People have an understandable instinct to want to bring toys for the children. But I've never seen a toy last more than a day or two without somebody either breaking it, hiding it away, or sneaking it out of Angelitos to give to some other child. You can get mad about that latter practice, but the truth is that there are so many Copan children whose lives are no better than the kids at Angelitos. Can you blame somebody for wanting to give them toys too?
I can't even get mad when I hear that some of the older Angelitos girls have taken donated clothing down to the centre to sell. Everybody up there is in survival mode. It's not about being ungrateful, it's about getting by.
I continue to pin a lot of hope on Emily Monroe, the young American woman whose dream to open a better orphanage continues to move forward. Her Casita Copan project has reached a new and exciting stage now that she has taken over a former hostel, fully furnished.
That gives Emily the ability to expand her daycare into a residence for abandoned or abused children once she jumps through all the legal hoops (and she will). She's determined to start a better children's home, and I continue to be impressed at her commitment and dogged success.

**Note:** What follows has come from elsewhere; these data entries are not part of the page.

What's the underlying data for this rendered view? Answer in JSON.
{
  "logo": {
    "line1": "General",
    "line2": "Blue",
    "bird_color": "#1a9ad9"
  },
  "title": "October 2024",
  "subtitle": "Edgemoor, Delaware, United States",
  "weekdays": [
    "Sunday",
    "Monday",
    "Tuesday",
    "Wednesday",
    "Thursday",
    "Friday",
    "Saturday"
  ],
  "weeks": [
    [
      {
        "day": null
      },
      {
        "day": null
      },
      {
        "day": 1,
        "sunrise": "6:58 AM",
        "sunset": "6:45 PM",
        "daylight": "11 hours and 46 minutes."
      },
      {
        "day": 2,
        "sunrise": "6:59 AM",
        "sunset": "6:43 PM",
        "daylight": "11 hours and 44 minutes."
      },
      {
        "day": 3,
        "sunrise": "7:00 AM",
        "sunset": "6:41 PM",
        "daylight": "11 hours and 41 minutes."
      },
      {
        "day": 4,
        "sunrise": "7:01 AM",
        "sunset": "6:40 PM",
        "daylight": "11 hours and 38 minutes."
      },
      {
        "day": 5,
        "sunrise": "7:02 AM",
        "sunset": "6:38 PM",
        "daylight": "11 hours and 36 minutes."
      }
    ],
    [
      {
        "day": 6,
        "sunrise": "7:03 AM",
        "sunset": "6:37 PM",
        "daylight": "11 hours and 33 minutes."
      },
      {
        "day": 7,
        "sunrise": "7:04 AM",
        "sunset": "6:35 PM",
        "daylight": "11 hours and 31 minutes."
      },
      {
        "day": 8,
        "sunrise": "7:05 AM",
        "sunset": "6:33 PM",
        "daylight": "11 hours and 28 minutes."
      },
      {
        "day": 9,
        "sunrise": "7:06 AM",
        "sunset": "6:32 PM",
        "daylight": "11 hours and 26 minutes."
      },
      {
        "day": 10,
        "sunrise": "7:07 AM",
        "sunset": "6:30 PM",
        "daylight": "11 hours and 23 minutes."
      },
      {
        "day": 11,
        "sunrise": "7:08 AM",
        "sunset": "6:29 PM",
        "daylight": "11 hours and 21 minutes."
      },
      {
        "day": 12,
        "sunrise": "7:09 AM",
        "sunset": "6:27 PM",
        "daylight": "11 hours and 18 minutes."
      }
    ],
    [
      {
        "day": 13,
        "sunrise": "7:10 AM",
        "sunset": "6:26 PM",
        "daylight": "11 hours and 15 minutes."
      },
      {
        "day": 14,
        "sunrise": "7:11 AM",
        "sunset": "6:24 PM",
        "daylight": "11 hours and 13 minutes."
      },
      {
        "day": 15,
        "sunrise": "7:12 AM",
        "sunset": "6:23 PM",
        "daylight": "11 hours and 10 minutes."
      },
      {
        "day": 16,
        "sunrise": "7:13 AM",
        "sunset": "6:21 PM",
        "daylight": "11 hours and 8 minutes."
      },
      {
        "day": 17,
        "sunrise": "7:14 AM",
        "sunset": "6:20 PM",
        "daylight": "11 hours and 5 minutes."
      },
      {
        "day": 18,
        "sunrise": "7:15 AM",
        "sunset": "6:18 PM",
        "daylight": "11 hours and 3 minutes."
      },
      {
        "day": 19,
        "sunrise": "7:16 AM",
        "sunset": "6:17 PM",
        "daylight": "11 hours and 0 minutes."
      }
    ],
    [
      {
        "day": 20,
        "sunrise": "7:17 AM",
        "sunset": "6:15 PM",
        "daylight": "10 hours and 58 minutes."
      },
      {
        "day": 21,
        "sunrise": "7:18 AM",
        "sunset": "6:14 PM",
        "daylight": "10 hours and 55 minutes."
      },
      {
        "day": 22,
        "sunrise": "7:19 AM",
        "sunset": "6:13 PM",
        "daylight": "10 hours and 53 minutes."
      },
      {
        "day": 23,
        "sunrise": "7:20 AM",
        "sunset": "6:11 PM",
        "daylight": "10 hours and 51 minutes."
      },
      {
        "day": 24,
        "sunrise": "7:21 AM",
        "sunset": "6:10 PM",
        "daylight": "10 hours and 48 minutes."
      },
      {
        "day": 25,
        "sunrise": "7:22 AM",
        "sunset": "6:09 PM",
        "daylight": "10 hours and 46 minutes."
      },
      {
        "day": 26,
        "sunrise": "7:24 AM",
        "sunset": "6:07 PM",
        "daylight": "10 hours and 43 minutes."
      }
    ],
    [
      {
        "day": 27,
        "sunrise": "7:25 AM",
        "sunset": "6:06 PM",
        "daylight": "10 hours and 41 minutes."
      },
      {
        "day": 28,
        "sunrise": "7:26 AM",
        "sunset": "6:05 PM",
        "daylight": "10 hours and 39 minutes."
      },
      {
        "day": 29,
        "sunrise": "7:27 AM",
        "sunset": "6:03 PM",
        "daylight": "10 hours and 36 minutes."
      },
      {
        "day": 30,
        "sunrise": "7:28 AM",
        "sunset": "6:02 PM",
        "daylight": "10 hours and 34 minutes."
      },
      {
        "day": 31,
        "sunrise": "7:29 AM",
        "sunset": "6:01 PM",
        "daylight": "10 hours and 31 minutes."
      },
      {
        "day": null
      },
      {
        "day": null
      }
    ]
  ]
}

It could be too big a dream to hope that the Angelitos kids will one day be able to move into the series of small family-style group homes that Emily envisages. But at any rate, I believe she's going to pull off her project, and that many other vulnerable Honduran children will benefit from that regardless.
So I'm also looking for ways this year to support her work, while still finding ways to make life a little better for the Angelitos kids. For the moment they don't have the option of relocating to a better children's home. We'll just have to see what we can do to brighten their lives in the meantime.